Friday, 28 August 2015

Saint Augustine - 28 August


As Dominicans we mention three saints in our formula of profession, Mary, Dominic and Augustine. Of course if the provincial of the day or the Master of the Order turns out to be a saint then we mention one or two more, but we are unlikely to be around to see them raised to the glories of the altar.

We make profession according to the rule of Blessed Augustine. It is the first part of the contract we make with each other in the Order, to live together according to this rule, one of the shortest of the monastic rules and the one chosen by St Dominic for his new community of brothers. Just as Augustine, as someone has put it, ‘exceeds all other theologians in the consistency and clarity with which he makes caritas, love, the focal point of the Christian life, so too the whole of life in the religious community that lives by his rule is to be a living expression of Christian love’.

Love which remains forever is to prevail in everything, the Rule says in its fifth chapter. The opening statement of the Rule – at least in the Latin edition of our Constitutions: in the recent English translation this first sentence has disappeared – is that before all else we are to love God and then our neighbour, for these are the chief commandments given to us. So the first thing our rule asks of us is nothing more, and nothing less, than observance of the great commandment in which Jesus summarised the whole of the law.

Augustine’s moral theology is centred on charity, love. His understanding of the cardinal virtues of prudence, justice, temperance and fortitude is that they are different expressions of love. In different situations and circumstances what is asked of love is that it be just or temperate, prudent or courageous, but it is all basically love. It is as if he sides with Socrates in agreeing that there is one fundamental virtue to which all others can be reduced, wisdom for Socrates now baptised to become caritas or love for St Augustine.

In his commentary on the first letter of John, Augustine at one point says ‘love and do what you will’. Sometimes people assume that he must have said ‘love God and do what you will’ but he actually says ‘love and do what you will’. Of course he meant that one who loves truly must end up loving God and neighbour. ‘Let love’s root be within you’ is how he concludes this section of his homily (In I John VII.8), ‘and from that root nothing but good can spring’. Because St John says in that first letter that God is love, Augustine concluded that love is the surest guide and the most reliable criterion for us in seeking to follow Christ. He was convinced that love in the true sense is from God and leads to God.

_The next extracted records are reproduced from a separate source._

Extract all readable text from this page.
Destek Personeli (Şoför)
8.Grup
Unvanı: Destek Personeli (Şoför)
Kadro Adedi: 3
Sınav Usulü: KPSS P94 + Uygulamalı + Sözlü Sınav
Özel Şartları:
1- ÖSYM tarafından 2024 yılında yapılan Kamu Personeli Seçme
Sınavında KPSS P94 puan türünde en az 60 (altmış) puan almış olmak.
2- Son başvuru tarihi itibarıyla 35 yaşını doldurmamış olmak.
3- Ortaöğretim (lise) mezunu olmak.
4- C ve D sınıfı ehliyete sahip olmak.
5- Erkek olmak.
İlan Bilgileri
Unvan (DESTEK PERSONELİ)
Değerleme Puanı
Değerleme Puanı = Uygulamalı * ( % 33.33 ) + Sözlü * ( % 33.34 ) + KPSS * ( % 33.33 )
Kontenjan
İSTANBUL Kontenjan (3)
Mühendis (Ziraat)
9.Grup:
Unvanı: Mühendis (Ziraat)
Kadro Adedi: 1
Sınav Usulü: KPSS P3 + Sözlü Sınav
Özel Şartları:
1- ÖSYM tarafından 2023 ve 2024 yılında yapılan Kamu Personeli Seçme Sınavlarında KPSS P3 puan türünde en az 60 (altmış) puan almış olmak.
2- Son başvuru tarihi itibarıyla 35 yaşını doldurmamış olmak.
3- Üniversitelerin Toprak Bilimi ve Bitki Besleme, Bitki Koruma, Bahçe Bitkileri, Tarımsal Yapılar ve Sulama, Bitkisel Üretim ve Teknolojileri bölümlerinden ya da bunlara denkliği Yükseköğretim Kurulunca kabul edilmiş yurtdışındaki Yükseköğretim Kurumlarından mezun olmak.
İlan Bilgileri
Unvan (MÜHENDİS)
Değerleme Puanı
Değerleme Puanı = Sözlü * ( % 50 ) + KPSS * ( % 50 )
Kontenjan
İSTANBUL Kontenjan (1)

It was their life of love together that impressed Augustine when he visited Christian religious communities soon after his conversion. He writes of them that: 

Love before all else is practised there. It is the norm for food and speech, dress and one’s entire behaviour. All are united in a single love, all breathe a single love. An offence against love is regarded as an offence against God; anything that is opposed to love is rejected and cast out; if anything offends against love, it is not allowed to remain for even a day. For they know that love is so emphasised by Christ and the apostles that if it is lacking, everything else is in vain, and if it is present everything else is made perfect (The Catholic Way of Life, 33.7). 

The Rule by which we live is very practical too in matters of food and clothing, work and companionship, and all at the service of love. For Augustine love is the rule of faith both in matters of doctrine and in matters of practice. Echoing 1 Corinthians 13 he says: 

All may sign themselves with the sign of Christ, all may answer Amen, all may sing Alleluia, all may receive baptism and enter the church … the difference between the children of God and the children of Satan is love alone. Those who possess love are born of God. Those who do not possess it are not born of God … Without it everything else is useless, no matter what you have; it suffices by itself, even if you have nothing else (On I John 5.7). 

This brings home to us even more sharply what Paul teaches in 1 Corinthians 13: I may sign myself with the sign of the cross, I may answer Amen and sing Alleluia, I may receive baptism and enter the church, I may even take vows of religion and promise to live according to the rule of Blessed Augustine and the institutes of the Friars Preachers – but if I am without love then I gain nothing and I am nothing.

As regards doctrine Augustine is equally clear and consistent in referring to the great commandment as the rule of our faith. In his work On Christian Doctrine Augustine has this to say: 

If it seems to anyone that he has understood the divine scriptures, or any part of them, in such a way that by that understanding he does not build up that double love of God and of neighbour, he has not yet understood them (De Doctrina Christiana I, XXXVI, 40). 

Here is a first principle of biblical interpretation. Even the letter of the gospel kills, Augustine says elsewhere, if the healing grace of faith is not present within.

So the first thing our Rule does is send us straight back to the gospel and to the heart of the gospel. Our life is all about growing in the love of God and neighbour. We are here because we believe that this is where we are called to follow Christ. To follow Christ means to love God and our neighbour. And it is here that we must practise this, do it, and become better at it. It is not at some future time, in another situation, with different people, that we might grow in charity. It is here and now, in this community and with these people, that it must be done or it will not be done at all.

The Rule of St Augustine concludes: 

The Lord grant you the grace to observe all these things as lovers of spiritual beauty, the good life you share together rich with the good fragrance of Christ, the life no longer of slaves under a law, but of free people established under grace.